Thurgood y Daregate abrieron la boca como para protestar por la observación de su común amigo, pero la fría expresión prohibitiva de Julián les hizo cambiar de parecer.

– Creo que podría ordenar otra botella de clarete -dijo gentilmente Daregate-. Estoy algo sediento después de una velada de aventuras. ¿Me acompañáis?

– Sí -dijo Julián, mientras dejaba a un lado el periódico-. Creo que te acompañaré.

– ¿Aparecerás por lo de lady Fastweil esta noche? -preguntó Miles-. Sería interesante. Se dice que lord Eastweil recibió una de esas notas de chantaje hoy. Lo que no se sabe todavía es si lady Eastweil ya se enteró.

– Yo respeto mucho a Eastweil -dijo Julián-. Lo vi bajo el fuego en el Continente. Y a tí también, Daregate. El hombre sabe cómo hacerse valer en el campo de batalla contra el enemigo. Ciertamente sabrá cómo hacerse respetar por su esposa.

Daregate sonrió, pero no hubo buen humor en su sonrisa.

– Vamos, Julián, sabes perfectamente bien que luchar contra Napoleón es un juego de niños comparado con enfrentarse a una mujer furiosa.

Miles asintió con la cabeza, como coincidiendo con los demás, aunque todos sabían que él jamás se había casado ni había tenido ningún noviazgo serio.

– Muy inteligente al haber dejado a tu esposa en el campo, Ravenwood. Muy inteligente, por cierto. Allí no hay problemas.

Julián había estado tratando de convencerse precisamente de eso durante toda la semana que pasó en Londres. Pero esa noche, al igual que todas las demás, no estaba tan seguro de haber tomado la decisión correcta.

El hecho era que echaba de menos a Sophy. Era lamentable, inexplicable y terriblemente incómodo. Pero también, innegable. Había sido un tonto al abandonarla en el campo- Debía de haber otro medio para darle su merecido.

Desgraciadamente, en aquel momento no había pensado con claridad como para encontrar la alternativa.

Con bastante intranquilidad, consideró la cuestión mucho más tarde, cuando se marchaba del club. Subió al carruaje y se quedó mirando, pensativo, a través de la ventana, las oscuras calles de la ciudad, mientras el cochero hacía sonar su fusta.

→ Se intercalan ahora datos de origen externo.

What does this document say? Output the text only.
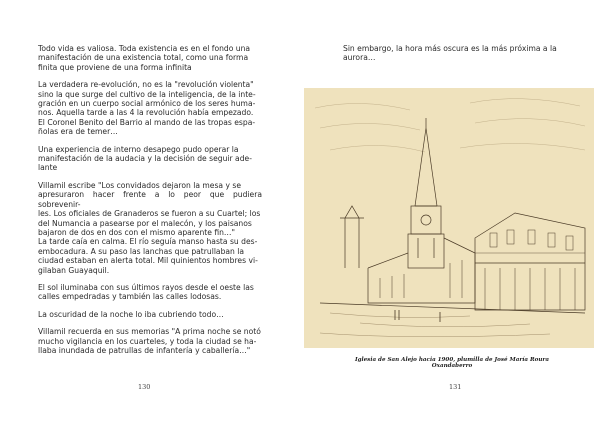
Todo vida es valiosa. Toda existencia es en el fondo una
manifestación de una existencia total, como una forma
finita que proviene de una forma infinita

La verdadera re-evolución, no es la "revolución violenta"
sino la que surge del cultivo de la inteligencia, de la inte-
gración en un cuerpo social armónico de los seres huma-
nos. Aquella tarde a las 4 la revolución había empezado.
El Coronel Benito del Barrio al mando de las tropas espa-
ñolas era de temer…

Una experiencia de interno desapego pudo operar la
manifestación de la audacia y la decisión de seguir ade-
lante

Villamil escribe "Los convidados dejaron la mesa y se
apresuraron hacer frente a lo peor que pudiera sobrevenir-
les. Los oficiales de Granaderos se fueron a su Cuartel; los
del Numancia a pasearse por el malecón, y los paisanos
bajaron de dos en dos con el mismo aparente fin…"
La tarde caía en calma. El río seguía manso hasta su des-
embocadura. A su paso las lanchas que patrullaban la
ciudad estaban en alerta total. Mil quinientos hombres vi-
gilaban Guayaquil.

El sol iluminaba con sus últimos rayos desde el oeste las
calles empedradas y también las calles lodosas.

La oscuridad de la noche lo iba cubriendo todo…

Villamil recuerda en sus memorias "A prima noche se notó
mucho vigilancia en los cuarteles, y toda la ciudad se ha-
llaba inundada de patrullas de infantería y caballería…"

130

Sin embargo, la hora más oscura es la más próxima a la
aurora…

Iglesia de San Alejo hacia 1900, plumilla de José María Roura Oxandaberro
131
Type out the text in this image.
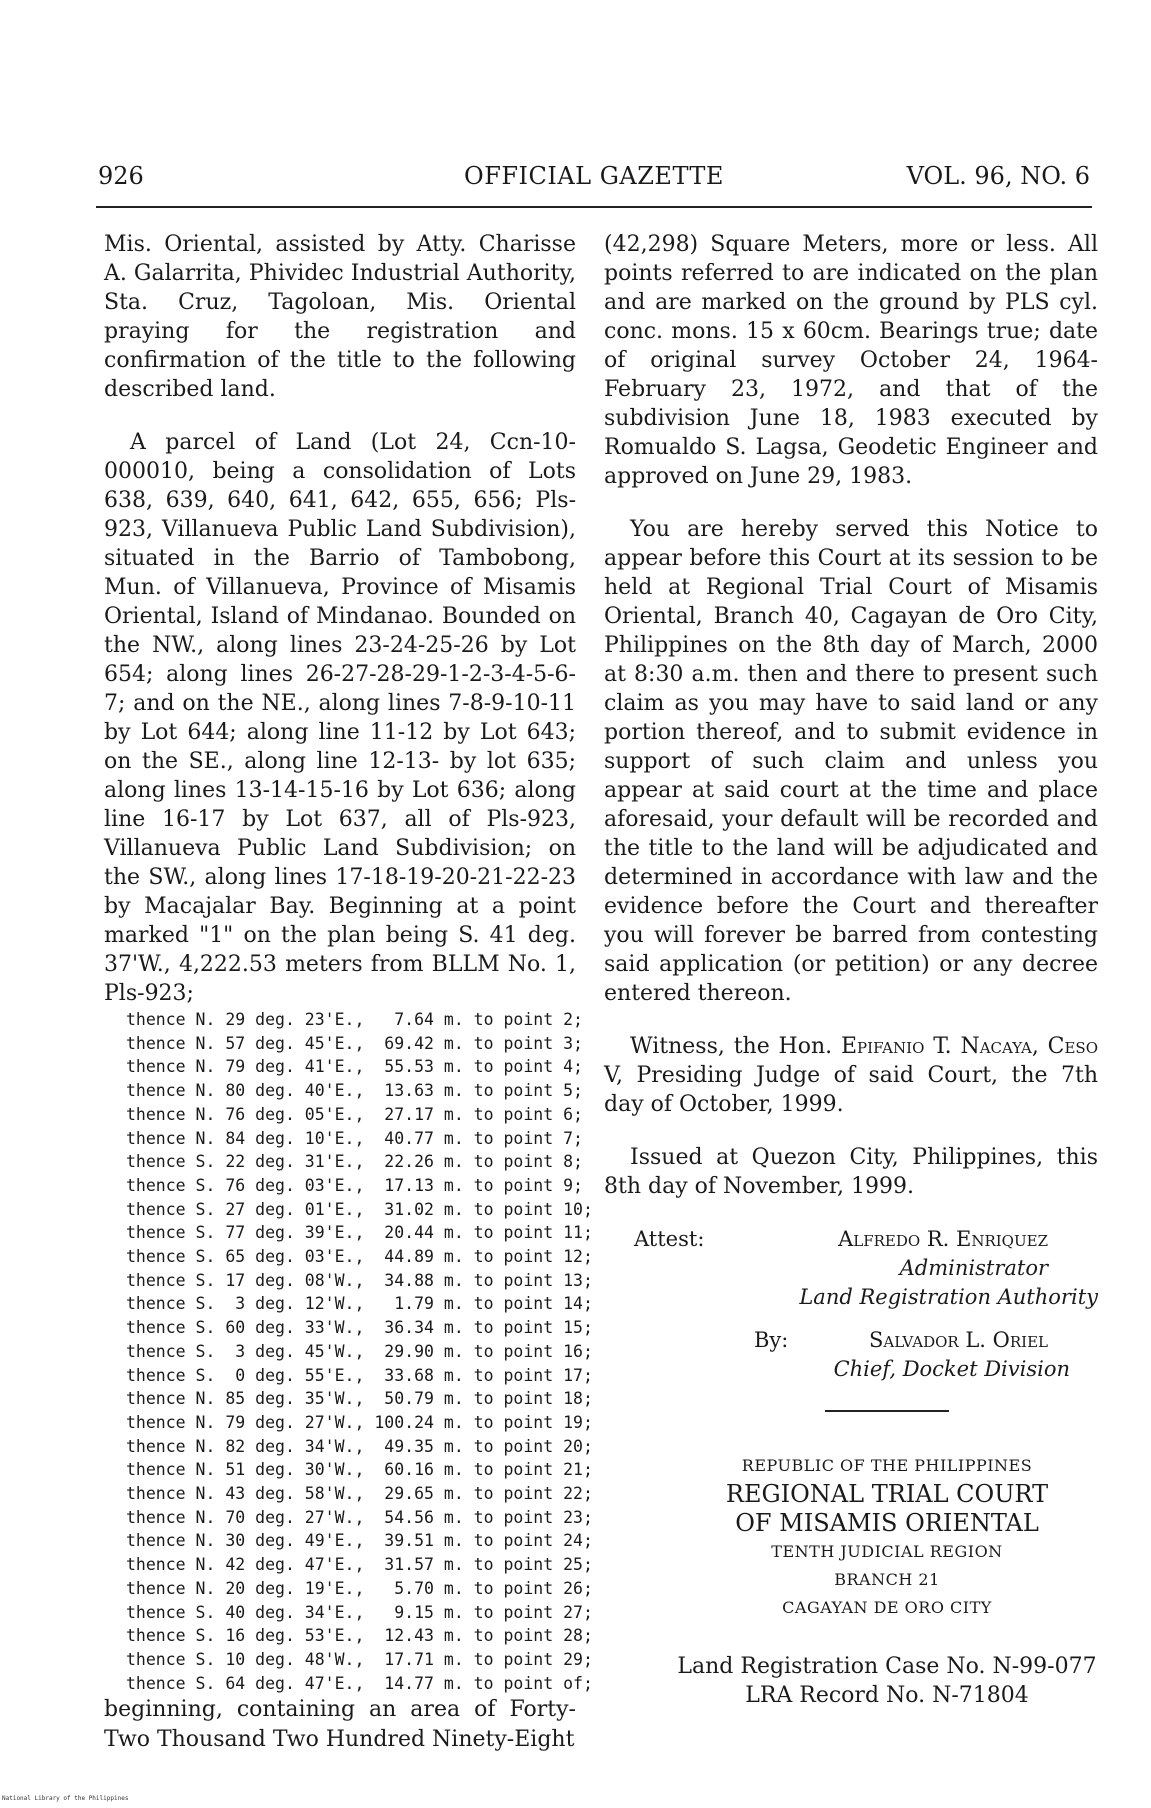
926	OFFICIAL GAZETTE	VOL. 96, NO. 6

Mis. Oriental, assisted by Atty. Charisse A. Galarrita, Phividec Industrial Authority, Sta. Cruz, Tagoloan, Mis. Oriental praying for the registration and confirmation of the title to the following described land.

A parcel of Land (Lot 24, Ccn-10-000010, being a consolidation of Lots 638, 639, 640, 641, 642, 655, 656; Pls-923, Villanueva Public Land Subdivision), situated in the Barrio of Tambobong, Mun. of Villanueva, Province of Misamis Oriental, Island of Mindanao. Bounded on the NW., along lines 23-24-25-26 by Lot 654; along lines 26-27-28-29-1-2-3-4-5-6-7; and on the NE., along lines 7-8-9-10-11 by Lot 644; along line 11-12 by Lot 643; on the SE., along line 12-13- by lot 635; along lines 13-14-15-16 by Lot 636; along line 16-17 by Lot 637, all of Pls-923, Villanueva Public Land Subdivision; on the SW., along lines 17-18-19-20-21-22-23 by Macajalar Bay. Beginning at a point marked "1" on the plan being S. 41 deg. 37'W., 4,222.53 meters from BLLM No. 1, Pls-923;

thence N. 29 deg. 23'E.,   7.64 m. to point 2;
thence N. 57 deg. 45'E.,  69.42 m. to point 3;
thence N. 79 deg. 41'E.,  55.53 m. to point 4;
thence N. 80 deg. 40'E.,  13.63 m. to point 5;
thence N. 76 deg. 05'E.,  27.17 m. to point 6;
thence N. 84 deg. 10'E.,  40.77 m. to point 7;
thence S. 22 deg. 31'E.,  22.26 m. to point 8;
thence S. 76 deg. 03'E.,  17.13 m. to point 9;
thence S. 27 deg. 01'E.,  31.02 m. to point 10;
thence S. 77 deg. 39'E.,  20.44 m. to point 11;
thence S. 65 deg. 03'E.,  44.89 m. to point 12;
thence S. 17 deg. 08'W.,  34.88 m. to point 13;
thence S.  3 deg. 12'W.,   1.79 m. to point 14;
thence S. 60 deg. 33'W.,  36.34 m. to point 15;
thence S.  3 deg. 45'W.,  29.90 m. to point 16;
thence S.  0 deg. 55'E.,  33.68 m. to point 17;
thence N. 85 deg. 35'W.,  50.79 m. to point 18;
thence N. 79 deg. 27'W., 100.24 m. to point 19;
thence N. 82 deg. 34'W.,  49.35 m. to point 20;
thence N. 51 deg. 30'W.,  60.16 m. to point 21;
thence N. 43 deg. 58'W.,  29.65 m. to point 22;
thence N. 70 deg. 27'W.,  54.56 m. to point 23;
thence N. 30 deg. 49'E.,  39.51 m. to point 24;
thence N. 42 deg. 47'E.,  31.57 m. to point 25;
thence N. 20 deg. 19'E.,   5.70 m. to point 26;
thence S. 40 deg. 34'E.,   9.15 m. to point 27;
thence S. 16 deg. 53'E.,  12.43 m. to point 28;
thence S. 10 deg. 48'W.,  17.71 m. to point 29;
thence S. 64 deg. 47'E.,  14.77 m. to point of;

beginning, containing an area of Forty-Two Thousand Two Hundred Ninety-Eight

(42,298) Square Meters, more or less. All points referred to are indicated on the plan and are marked on the ground by PLS cyl. conc. mons. 15 x 60cm. Bearings true; date of original survey October 24, 1964-February 23, 1972, and that of the subdivision June 18, 1983 executed by Romualdo S. Lagsa, Geodetic Engineer and approved on June 29, 1983.

You are hereby served this Notice to appear before this Court at its session to be held at Regional Trial Court of Misamis Oriental, Branch 40, Cagayan de Oro City, Philippines on the 8th day of March, 2000 at 8:30 a.m. then and there to present such claim as you may have to said land or any portion thereof, and to submit evidence in support of such claim and unless you appear at said court at the time and place aforesaid, your default will be recorded and the title to the land will be adjudicated and determined in accordance with law and the evidence before the Court and thereafter you will forever be barred from contesting said application (or petition) or any decree entered thereon.

Witness, the Hon. Epifanio T. Nacaya, Ceso V, Presiding Judge of said Court, the 7th day of October, 1999.

Issued at Quezon City, Philippines, this 8th day of November, 1999.

Attest:	Alfredo R. Enriquez
Administrator
Land Registration Authority
By:	Salvador L. Oriel
Chief, Docket Division
REPUBLIC OF THE PHILIPPINES
REGIONAL TRIAL COURT
OF MISAMIS ORIENTAL
TENTH JUDICIAL REGION
BRANCH 21
CAGAYAN DE ORO CITY
Land Registration Case No. N-99-077
LRA Record No. N-71804
National Library of the Philippines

Era cierto que aún se ponía furioso cada vez que recordaba la trampa que Sophy le había tendido aquella noche fatídica en la que había decidido reclamar sus derechos maritales. Y varias veces al día se recordaba que lo mejor era darte lecciones ahora, al principio del matrimonio, cuando Sophy mantenía cierta inexperiencia y flexibilidad. No debía tener la sensación de que podía manejarlo a su antojo.

Pero por mucho que Julián trataba de hacer hincapié en los caprichos de Sophy y en su deber de corregirla desde un principio, no podía evitar recordar a cada momento otras cosas de ella.

Echaba de menos las cabalgatas matinales, las conversaciones inteligentes sobre el manejo de una granja y las partidas de ajedrez por las noches.

También extrañaba el excitante y femenino perfume de Sophy, el modo en que alzaba el mentón cuando se preparaba para desafiarlo y la sutil inocencia que brillaba en sus ojos turquesa.

También recordó su risa alegre y traviesa y su preocupación por la salud de los sirvientes y de los aparceros.

Varias veces, a lo largo de la última semana, se sorprendió pensando en qué parte del atuendo de Sophy estaría mal acomodado en esos momentos. Cerraba los ojos y se la imaginaba con el sombrero de montar caído sobre una oreja o con una parte del dobladillo del vestido rota. Su dama de compañía tendría mucho trabajo con ella.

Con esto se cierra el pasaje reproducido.